O art. 833, do CPC, indica os bens que são considerados impenhoráveis no processo de execução, ou seja, que não podem ser apreendidos por ordem judicial para serem empregados direta ou indiretamente na satisfação da obrigação que está sendo objeto de execução forçada (contra a vontade do devedor).
O inciso IV do art. 833 estabelece, por sua vez, que os salários são impenhoráveis, "ressalvado o § 2º". E a ressalva do § 2º é a seguinte: "(...) o disposto nos incisos IV e X do caput não se aplica à hipótese de penhora para pagamento de prestação alimentícia, independentemente de sua origem (...)".
Em outras palavras, se a penhora for realizada para assegurar o "pagamento de prestação alimentícia", independentemente de sua origem, ela pode, sim, recair sobre salário. Ao menos, essa é a interpretação literal.
A questão que se coloca, portanto, é a seguinte: as verbas de sucumbência têm natureza de prestação alimentícia ou não? Como se sabe, as verbas de sucumbência são aquelas mencionadas pelo art. 85, do CPC: "A sentença condenará o vencido a pagar honorários ao advogado do vencedor". Assim, a indagação é: os honorários advocatícios aos quais o vencido é condenado a pagar ao advogado do vencedor em um processo judicial têm natureza alimentar?

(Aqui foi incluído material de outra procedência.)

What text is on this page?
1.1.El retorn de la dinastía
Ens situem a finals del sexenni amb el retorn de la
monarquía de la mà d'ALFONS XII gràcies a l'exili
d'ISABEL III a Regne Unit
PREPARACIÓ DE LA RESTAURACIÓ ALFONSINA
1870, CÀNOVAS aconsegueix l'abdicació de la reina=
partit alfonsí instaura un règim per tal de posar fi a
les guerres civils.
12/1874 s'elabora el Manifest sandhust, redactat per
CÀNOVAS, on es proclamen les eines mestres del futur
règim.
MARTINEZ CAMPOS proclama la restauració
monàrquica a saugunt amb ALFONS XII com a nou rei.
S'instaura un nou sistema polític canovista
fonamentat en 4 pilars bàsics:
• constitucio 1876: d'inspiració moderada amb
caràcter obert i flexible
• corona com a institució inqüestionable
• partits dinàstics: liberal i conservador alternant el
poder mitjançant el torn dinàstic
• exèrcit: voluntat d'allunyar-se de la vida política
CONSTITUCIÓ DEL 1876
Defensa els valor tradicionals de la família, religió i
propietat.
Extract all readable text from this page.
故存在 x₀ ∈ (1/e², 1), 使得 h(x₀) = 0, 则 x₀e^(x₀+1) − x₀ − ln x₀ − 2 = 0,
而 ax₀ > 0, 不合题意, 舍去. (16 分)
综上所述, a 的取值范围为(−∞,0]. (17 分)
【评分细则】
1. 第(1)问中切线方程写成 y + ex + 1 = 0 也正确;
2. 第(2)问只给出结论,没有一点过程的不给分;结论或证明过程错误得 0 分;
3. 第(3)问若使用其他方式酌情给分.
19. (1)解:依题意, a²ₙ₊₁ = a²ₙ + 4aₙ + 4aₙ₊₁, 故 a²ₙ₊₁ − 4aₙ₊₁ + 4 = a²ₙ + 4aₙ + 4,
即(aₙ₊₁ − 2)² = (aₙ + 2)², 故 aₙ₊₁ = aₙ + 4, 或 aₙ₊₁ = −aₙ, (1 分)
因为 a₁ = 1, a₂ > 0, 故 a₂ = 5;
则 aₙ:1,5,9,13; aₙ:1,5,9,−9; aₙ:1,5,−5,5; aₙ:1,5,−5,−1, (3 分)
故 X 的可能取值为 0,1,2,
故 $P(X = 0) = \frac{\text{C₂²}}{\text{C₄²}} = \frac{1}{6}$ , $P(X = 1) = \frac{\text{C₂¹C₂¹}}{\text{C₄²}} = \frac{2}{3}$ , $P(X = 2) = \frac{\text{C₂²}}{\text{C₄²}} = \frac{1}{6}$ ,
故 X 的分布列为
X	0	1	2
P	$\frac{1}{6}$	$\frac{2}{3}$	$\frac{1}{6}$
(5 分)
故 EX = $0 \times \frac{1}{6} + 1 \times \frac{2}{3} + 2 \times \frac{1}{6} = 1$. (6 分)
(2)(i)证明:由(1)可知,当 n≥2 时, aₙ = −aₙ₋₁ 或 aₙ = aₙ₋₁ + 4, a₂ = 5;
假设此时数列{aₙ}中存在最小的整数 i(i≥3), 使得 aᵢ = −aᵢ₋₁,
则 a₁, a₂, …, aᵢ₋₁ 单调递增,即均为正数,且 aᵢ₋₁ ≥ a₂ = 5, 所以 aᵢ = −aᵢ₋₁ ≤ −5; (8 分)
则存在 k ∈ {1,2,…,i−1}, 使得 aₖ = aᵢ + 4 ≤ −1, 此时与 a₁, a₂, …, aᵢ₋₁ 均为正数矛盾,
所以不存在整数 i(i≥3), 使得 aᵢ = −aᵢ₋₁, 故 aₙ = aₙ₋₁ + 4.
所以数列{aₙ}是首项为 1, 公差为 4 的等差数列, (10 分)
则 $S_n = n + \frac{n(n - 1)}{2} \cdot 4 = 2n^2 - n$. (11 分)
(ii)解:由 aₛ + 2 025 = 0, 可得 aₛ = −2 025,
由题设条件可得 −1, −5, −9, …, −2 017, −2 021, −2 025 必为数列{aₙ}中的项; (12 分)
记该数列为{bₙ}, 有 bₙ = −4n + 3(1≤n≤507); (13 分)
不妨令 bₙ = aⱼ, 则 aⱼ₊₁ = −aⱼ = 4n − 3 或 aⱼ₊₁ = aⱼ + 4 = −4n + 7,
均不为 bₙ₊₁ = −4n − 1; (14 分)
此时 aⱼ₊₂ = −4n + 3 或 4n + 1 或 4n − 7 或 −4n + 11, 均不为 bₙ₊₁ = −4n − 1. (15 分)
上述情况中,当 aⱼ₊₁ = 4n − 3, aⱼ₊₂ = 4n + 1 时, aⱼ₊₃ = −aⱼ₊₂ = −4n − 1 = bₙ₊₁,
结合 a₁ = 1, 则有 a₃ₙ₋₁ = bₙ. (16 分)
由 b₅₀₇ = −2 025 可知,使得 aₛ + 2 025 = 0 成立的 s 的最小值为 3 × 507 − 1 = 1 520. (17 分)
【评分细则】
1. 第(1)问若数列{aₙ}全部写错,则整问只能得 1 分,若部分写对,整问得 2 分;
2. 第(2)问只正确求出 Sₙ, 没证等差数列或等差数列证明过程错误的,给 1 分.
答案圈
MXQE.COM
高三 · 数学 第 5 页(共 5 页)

Para além de respostas lamentavelmente frequentes como "se fulano é advogado, vai dizer que sim pois está defendendo a classe" ou "se fulano é juiz, vai dizer que não, pois não gosta de ver advogado ganhando muito", vamos tentar responder tal pergunta com amparo na lei e não em percepções distorcidas da realidade, que não contribuem para uma melhor distribuição da justiça.
Pois bem, o § 14 do art. 85 do CPC dispõe que "Os honorários constituem direito do advogado e têm natureza alimentar, com os mesmos privilégios dos créditos oriundos da legislação do trabalho, sendo vedada a compensação em caso de sucumbência parcial" (grifos nossos).
À luz da lei, portanto, os honorários advocatícios de sucumbência tem natureza alimentar. E esse seria o fim da história se o Superior Tribunal de Justiça (STJ) não resolvesse "interpretar" o § 14 do art. 85 do CPC. E é isso que ele vai fazer em breve.
A questão acima delineada foi submetida a julgamento e cadastrada no sistema de recursos repetitivos do STJ como Tema 1.153, com a seguinte redação: "Definir se os honorários advocatícios de sucumbência, em virtude da sua natureza alimentar, inserem-se ou não na exceção prevista no parágrafo 2º do artigo 833 do Código de Processo Civil de 2015 – pagamento de prestação alimentícia". Há dois recursos selecionados como representativos da controvérsia (REsp 1.905.573 e REsp 1.947.011) cuja relatoria coube ao ministro Villas Bôas Cueva.
Cumpre observar que a Corte Especial do STJ, em recurso julgado em 2020 (REsp 1.815.055), já decidiu que as exceções destinadas à execução de prestação alimentícia não se estendem aos honorários advocatícios. Mas mesmo com este entendimento pacificado no STJ, ainda há tribunais que decidem de maneira diferente. Por tal razão é que o tema vem à tona novamente, para que o STJ decida pela sistemática dos recursos repetitivos, que honorários advocatícios de sucumbência não tem caráter alimentar.
O Tema 1.153 ainda não foi julgado, mas não precisa ser um expert para conseguir adivinhar qual será o resultado. O § 14 do art. 85 do CPC sofrerá um golpe de uma força nunca antes vista que será difícil lembrar que um dia ele existiu (apesar de ter sido votado no Congresso Nacional e passado por todo o processo legislativo regular para se tornar uma Lei Federal). E quem perderá, mais uma vez será o jurisdicionado, que precisa de um advogado, que exerce função indispensável à administração da Justiça (quem diz isso é o art. 133, da Constituição Federal). Isso porque o advogado precisa sobreviver e receber pelo seu trabalho e, se os honorários sucumbenciais estão cada vez mais difíceis de receber com obstáculos artificiais de "interpretação", este profissional tem que garantir o sustento de sua família pelos honorários contratuais apenas. Se houvesse um pouco de previsibilidade e certeza no recebimento das verbas de sucumbência, será que os honorários contratuais precisariam ser altos? Antes de responder, lembre-se de um princípio geral do direito: a boa-fé é que se presume e a má-fé deve ser provada, sempre.